El bar estaba a punto de cerrar y Cantinflas esperaba paciente la salida de la mesera. Tenía frío y le dieron ganas de irse para la costa. El año anterior se había encaprichado con la idea de conocer el mar y emprendió un viaje que duró más de treinta horas montado en todos los medios de transporte imaginables. El mar lo alucinó y aunque no sabía nadar se había lanzado corriendo y con la ropa puesta. Chapoteó, tragó agua y jugó con las olas hasta que los dedos se le arrugaron y los ojos le ardieron. El mar le quitó la mugre, esa costra de tristeza y soledad. Se sintió bautizado y con derecho a una nueva vida. Se instaló por Bocagrande y, olvidando un altercado que tuvo con unos gamines de la zona y algunos episodios de hambre, recordaba esas vacaciones como el paraíso. Al regreso, había ido donde su madre a llevarle unos areticos de carey que le había comprado de regalo, pero ella, cansada de sus baratijas, no quiso dejarlo pasar.
A un borracho le hizo gracia el sombrero y comenzó a tomarse fotos con el pintoresco personaje. Hábil y curtido por la calle, Cantinflas supo que era la estocada final de la noche y negoció el sombrero por quince mil. Sin él, parecía más pequeño, indefenso, casi desnudo. Dejó el parque y compró medio pollo con arepas y papas fritas.

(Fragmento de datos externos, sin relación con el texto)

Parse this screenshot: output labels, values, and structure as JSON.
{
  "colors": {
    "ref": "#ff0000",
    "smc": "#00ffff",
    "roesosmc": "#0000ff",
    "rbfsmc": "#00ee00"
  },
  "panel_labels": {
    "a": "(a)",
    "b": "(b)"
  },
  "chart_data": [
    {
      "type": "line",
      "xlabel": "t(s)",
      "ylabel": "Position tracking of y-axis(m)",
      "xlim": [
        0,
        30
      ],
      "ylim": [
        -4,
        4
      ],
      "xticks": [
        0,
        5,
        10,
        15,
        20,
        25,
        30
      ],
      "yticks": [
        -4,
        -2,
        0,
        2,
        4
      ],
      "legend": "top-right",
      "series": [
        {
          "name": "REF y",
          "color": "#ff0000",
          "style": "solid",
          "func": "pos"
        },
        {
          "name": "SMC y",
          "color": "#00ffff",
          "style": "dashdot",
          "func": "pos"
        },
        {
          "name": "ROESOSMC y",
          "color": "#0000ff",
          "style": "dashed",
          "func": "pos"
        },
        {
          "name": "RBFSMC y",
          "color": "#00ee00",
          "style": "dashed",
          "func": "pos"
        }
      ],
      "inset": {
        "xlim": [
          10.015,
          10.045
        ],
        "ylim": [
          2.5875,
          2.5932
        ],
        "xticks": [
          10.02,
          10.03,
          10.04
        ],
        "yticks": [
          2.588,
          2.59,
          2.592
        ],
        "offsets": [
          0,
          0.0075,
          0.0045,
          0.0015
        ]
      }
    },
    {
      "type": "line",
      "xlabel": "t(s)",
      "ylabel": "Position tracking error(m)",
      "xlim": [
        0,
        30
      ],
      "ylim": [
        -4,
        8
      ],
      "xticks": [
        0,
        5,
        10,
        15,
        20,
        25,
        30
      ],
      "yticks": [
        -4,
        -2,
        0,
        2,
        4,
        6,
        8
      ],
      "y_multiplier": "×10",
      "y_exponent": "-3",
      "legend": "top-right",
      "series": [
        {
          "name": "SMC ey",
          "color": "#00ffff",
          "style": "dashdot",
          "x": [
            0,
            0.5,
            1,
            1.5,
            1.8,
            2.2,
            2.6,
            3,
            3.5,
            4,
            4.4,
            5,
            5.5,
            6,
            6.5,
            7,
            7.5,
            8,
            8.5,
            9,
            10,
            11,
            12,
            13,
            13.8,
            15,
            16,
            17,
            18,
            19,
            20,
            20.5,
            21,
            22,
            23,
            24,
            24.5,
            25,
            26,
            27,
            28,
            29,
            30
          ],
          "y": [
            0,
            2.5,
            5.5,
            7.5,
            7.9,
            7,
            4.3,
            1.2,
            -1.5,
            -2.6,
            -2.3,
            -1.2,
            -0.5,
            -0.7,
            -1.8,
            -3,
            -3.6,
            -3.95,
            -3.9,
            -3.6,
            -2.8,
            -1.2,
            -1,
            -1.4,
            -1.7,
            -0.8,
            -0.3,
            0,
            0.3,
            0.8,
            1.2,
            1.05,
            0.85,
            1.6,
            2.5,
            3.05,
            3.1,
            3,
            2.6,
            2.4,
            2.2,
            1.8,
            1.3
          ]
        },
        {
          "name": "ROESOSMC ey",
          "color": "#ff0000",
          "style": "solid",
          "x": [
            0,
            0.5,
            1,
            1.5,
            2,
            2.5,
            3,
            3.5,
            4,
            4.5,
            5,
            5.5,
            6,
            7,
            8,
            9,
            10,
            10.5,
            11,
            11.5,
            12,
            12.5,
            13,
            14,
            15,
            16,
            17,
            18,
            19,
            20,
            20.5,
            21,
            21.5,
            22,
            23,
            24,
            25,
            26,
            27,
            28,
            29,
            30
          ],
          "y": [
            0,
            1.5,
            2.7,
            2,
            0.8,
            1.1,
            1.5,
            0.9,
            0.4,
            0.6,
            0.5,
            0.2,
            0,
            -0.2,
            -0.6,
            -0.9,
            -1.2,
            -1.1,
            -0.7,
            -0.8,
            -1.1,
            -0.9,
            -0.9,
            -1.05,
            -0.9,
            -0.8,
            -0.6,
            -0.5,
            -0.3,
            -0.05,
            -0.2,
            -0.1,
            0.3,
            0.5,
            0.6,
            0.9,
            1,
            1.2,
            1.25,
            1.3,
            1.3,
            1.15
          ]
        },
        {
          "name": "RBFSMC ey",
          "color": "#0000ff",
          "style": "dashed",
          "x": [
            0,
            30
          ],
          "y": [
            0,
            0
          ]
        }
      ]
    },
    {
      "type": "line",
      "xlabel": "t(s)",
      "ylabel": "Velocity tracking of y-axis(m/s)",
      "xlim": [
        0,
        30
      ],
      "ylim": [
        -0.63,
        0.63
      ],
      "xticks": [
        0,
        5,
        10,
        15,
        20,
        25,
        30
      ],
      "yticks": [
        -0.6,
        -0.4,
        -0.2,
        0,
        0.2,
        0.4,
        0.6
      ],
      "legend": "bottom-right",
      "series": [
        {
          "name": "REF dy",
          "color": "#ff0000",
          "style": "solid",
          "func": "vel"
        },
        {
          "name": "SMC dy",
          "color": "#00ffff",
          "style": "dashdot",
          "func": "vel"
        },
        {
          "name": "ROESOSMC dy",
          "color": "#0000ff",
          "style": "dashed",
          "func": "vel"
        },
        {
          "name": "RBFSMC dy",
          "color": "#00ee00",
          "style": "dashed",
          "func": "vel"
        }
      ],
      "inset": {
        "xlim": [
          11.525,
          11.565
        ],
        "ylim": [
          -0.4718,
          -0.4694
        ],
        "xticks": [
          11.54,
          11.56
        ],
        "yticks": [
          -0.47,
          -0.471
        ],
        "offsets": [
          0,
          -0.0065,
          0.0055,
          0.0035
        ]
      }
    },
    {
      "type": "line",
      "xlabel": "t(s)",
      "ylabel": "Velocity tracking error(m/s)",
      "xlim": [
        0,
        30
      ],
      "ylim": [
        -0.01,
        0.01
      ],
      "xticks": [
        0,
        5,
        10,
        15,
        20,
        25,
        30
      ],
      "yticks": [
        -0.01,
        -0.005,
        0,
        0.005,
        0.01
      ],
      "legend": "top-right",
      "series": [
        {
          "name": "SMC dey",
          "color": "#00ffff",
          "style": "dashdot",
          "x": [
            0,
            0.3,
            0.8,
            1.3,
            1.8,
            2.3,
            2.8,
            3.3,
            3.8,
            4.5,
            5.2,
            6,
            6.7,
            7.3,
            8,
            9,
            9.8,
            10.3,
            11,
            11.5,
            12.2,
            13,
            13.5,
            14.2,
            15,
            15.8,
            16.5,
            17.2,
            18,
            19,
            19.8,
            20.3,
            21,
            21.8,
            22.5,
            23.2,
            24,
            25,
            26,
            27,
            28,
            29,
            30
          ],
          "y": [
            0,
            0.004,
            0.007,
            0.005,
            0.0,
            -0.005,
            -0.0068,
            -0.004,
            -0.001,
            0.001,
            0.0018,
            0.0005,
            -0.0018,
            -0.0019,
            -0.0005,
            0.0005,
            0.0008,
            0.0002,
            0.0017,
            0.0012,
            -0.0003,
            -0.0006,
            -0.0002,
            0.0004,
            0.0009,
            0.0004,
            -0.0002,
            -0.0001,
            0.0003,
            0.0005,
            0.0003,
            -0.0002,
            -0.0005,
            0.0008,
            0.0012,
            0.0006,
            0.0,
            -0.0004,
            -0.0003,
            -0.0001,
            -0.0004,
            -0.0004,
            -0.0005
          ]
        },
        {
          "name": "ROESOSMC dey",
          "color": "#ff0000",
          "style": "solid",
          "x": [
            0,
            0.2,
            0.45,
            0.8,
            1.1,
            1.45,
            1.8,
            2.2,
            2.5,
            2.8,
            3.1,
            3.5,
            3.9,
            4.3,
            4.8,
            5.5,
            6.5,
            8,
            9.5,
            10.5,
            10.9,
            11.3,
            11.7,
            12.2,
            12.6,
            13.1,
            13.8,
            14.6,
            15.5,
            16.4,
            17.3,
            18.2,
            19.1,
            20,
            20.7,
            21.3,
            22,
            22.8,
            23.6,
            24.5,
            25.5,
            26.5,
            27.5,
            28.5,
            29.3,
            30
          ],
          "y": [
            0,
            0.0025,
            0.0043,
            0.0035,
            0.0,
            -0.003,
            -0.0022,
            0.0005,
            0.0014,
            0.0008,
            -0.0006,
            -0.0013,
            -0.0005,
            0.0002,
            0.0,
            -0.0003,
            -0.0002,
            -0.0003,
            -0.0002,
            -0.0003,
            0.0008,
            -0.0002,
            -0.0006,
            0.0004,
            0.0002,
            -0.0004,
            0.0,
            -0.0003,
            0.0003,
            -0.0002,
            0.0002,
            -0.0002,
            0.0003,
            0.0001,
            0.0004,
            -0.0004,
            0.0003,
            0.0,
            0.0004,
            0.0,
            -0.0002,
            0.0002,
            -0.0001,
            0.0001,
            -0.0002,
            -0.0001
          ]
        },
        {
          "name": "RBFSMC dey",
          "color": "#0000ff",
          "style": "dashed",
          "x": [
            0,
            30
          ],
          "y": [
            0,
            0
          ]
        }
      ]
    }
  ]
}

Caminó con pasos cortos y rápidos y cuando estaba llegando a la pensión vio a la Flaca sentada en un banco con la cabeza agachada. Él no podía saberlo, pero ella observaba una pequeña planta que brotaba en medio de dos baldosas. Cantinflas pudo adivinar los ojos rojos, inertes y fumados. Se le sentó al lado y ella lo miró de reojo.
—Mire —dijo señalando la planta—. ¿Sí la ve?
Cantinflas afiló los ojos y vio el pequeño tallo cubierto de hojas diminutas.
—Mala hierba —dijo él, recordando que así les decía su madre a las que nacían entre los ladrillos del patio.
—¿Cómo pueden nacer en el cemento? ¿De qué se alimentan?
Él levantó los hombros. No le gustaba seguirle la corriente cuando se ponía tan filosófica.
—Es como si se empeñaran en vivir en contra de todo.
—¿Tiene hambre? Le traje pollo —dijo él, para cambiar de tema.
—Perdí al frijolito —murmuró.
Sintió un chuzón de dolor, y al mismo tiempo, un alivio. Le quitó el mechón de pelo que le tapaba el rostro. Tenía, en efecto, los ojos rojos y secos de tanto llorar. Él intentó esbozar una sonrisa, un gesto cariñoso, con esa boca como derretida para un lado. Y entonces abrió la bolsa y le pasó un muslo grasiento, su presa favorita, y él le echó diente a la pechuga. Ambos sabían que era su última noche. No les quedaba nada que decirse.